In recommended verbose mode, the shell should print a message indicating the PID, executable name (and optionally arguments), and exit status of each child process in the pipeline as that process completes:
your-prompt> /bin/cat names.txt | /bin/sort
[Launching: 3482 /bin/cat]
[Launching: 3483 /bin/sort]
[Completed: 3482 /bin/cat with exit code 0]
Clapp
Lulu
Pendleton
[Completed: 3483 /bin/sort with exit code 0]
your-prompt>
Note that the order of messages about separate process and the output or messages from other pipeline processes may not be predictable.
your-prompt> /bin/cat names.txt | /bin/sort
[Launching: 3483 /bin/sort]
[Launching: 3482 /bin/cat]
Clapp
Lulu
[Completed: 3482 /bin/cat with exit code 0]
Pendleton
[Completed: 3483 /bin/sort with exit code 0]
your-prompt>
Optionally, the shell may support:
- Using both redirection and piping together:
./executable < input.txt | cat > output.txt
- Pipelines with more than two commands:
cat names.txt | sort | uniq | grep Wellesley
More Features
If you have more time and interest, your are encouraged (but not required) to support other interesting features beyond the standard requirements. These could include (but are not limited to) the following, listed in rough order of complexity (lowest to highest):
- Command sequences with
;
as a separator. The command line./executable >output-file.txt; cat output-file.txt
first runs./executable >output-file.txt
; after that command finishes, it runscat output-file.txt
. Sequencing should be usable with redirection and piping. The;
has the lowest precedence. - Several of the optional behaviors above.

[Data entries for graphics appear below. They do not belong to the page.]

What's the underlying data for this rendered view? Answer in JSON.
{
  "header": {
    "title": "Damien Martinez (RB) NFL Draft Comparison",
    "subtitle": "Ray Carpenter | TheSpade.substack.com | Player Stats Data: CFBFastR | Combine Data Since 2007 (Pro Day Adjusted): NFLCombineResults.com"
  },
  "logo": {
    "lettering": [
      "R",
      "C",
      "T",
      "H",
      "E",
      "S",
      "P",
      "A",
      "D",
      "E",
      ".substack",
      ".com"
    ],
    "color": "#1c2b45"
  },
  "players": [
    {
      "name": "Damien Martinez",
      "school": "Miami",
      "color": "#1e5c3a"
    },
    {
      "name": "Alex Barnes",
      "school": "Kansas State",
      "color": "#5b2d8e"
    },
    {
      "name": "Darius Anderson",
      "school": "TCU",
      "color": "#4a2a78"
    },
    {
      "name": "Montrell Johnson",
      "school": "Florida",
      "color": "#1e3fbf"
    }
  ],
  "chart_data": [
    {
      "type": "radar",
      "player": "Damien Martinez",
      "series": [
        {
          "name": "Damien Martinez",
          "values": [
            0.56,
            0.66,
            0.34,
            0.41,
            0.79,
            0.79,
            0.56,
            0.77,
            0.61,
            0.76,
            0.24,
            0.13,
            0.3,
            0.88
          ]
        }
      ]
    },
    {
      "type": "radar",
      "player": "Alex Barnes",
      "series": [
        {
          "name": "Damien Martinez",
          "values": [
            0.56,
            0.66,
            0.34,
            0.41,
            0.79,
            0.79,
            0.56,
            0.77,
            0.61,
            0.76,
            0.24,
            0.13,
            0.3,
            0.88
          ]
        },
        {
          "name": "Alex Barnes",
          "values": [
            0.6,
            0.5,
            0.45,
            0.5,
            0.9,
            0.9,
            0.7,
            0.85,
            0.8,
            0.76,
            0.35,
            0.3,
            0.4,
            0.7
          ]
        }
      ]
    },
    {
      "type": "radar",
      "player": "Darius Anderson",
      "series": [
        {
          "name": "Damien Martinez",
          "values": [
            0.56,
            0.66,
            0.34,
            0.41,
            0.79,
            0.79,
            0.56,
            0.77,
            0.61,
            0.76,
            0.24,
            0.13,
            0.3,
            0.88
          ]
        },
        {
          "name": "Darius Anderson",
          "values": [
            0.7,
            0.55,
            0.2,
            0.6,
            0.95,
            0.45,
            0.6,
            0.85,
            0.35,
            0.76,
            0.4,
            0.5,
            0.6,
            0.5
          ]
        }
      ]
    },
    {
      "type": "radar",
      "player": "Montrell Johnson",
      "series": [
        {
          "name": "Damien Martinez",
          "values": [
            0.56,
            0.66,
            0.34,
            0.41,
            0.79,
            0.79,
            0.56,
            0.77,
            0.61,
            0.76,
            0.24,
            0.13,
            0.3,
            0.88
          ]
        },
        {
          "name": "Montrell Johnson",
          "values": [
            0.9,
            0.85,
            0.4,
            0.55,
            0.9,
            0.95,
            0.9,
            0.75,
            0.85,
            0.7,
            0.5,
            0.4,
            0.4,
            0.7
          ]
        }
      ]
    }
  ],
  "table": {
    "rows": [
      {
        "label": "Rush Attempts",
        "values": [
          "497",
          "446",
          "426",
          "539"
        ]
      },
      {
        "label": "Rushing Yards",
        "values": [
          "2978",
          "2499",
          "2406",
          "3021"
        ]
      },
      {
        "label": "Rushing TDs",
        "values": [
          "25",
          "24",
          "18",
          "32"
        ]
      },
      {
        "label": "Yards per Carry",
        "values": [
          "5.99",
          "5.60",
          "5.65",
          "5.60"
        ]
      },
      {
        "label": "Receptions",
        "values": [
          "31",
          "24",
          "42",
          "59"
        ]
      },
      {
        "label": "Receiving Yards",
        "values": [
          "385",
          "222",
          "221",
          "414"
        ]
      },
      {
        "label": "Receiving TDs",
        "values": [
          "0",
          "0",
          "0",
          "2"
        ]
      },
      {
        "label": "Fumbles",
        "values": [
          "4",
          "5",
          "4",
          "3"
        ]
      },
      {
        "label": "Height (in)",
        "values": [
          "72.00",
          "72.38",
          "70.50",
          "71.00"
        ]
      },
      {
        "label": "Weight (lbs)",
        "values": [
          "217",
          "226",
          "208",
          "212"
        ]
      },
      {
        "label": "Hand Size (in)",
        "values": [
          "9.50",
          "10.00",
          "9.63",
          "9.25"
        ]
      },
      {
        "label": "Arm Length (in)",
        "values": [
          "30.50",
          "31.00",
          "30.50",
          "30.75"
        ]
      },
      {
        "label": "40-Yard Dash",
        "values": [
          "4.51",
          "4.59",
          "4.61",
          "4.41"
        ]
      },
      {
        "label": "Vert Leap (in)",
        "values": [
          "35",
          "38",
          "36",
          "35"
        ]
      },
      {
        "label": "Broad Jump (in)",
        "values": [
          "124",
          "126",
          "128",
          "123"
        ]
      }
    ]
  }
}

- Background jobs and job control. See typical definitions here.
- Signal-handling for
Control-C
(generally relevant) andControl-Z
(along withfg
andbg
commands). - Other combinations of the optional behaviors above.
- Other shell language features such as variables or control-flow structures.
Design
You may organize the code of your shell you wish. It is likely that you want at least these key components:
- Code for a main shell loop that deals with the repeated steps that occur in response to each new command line entered by the user.
- Code for parsing a command line string.
- Code for implementing shell build-in commands, which allow the user to invoke function of the shell program itself.
- Code for invoking executable commands with the various shell options including input/output redirection or pipes.
Tips
Trouble
As you start manipulating processes and adding redirection and pipe features, you will probably get stuck at some point: your shell might just stop responding to input. In this event, you can try Control-C to interrupt/kill your shell (assuming you have not implemented special signal-handling behavior), but sometimes even that may not work and even if it does, you may leave other processes stuck. Log in via a second SSH connection and check out these commands and their documentation:
ps ux
kill
,kill -9
pgrep
,pkill
You may find it helpful to include the process ID (pid) of your shell somewhere in its output to simplify this task…
History
You might find readline useful if you want to implement command-line history.
Submission and Grading
Submit by ensuring that the material you want evaluated is available on
the main
branch in your GitHub repository.
Evaluation will include a live demo and code review. It will focus on completeness/correctness (80%) and code clarity/style/documentation (20%).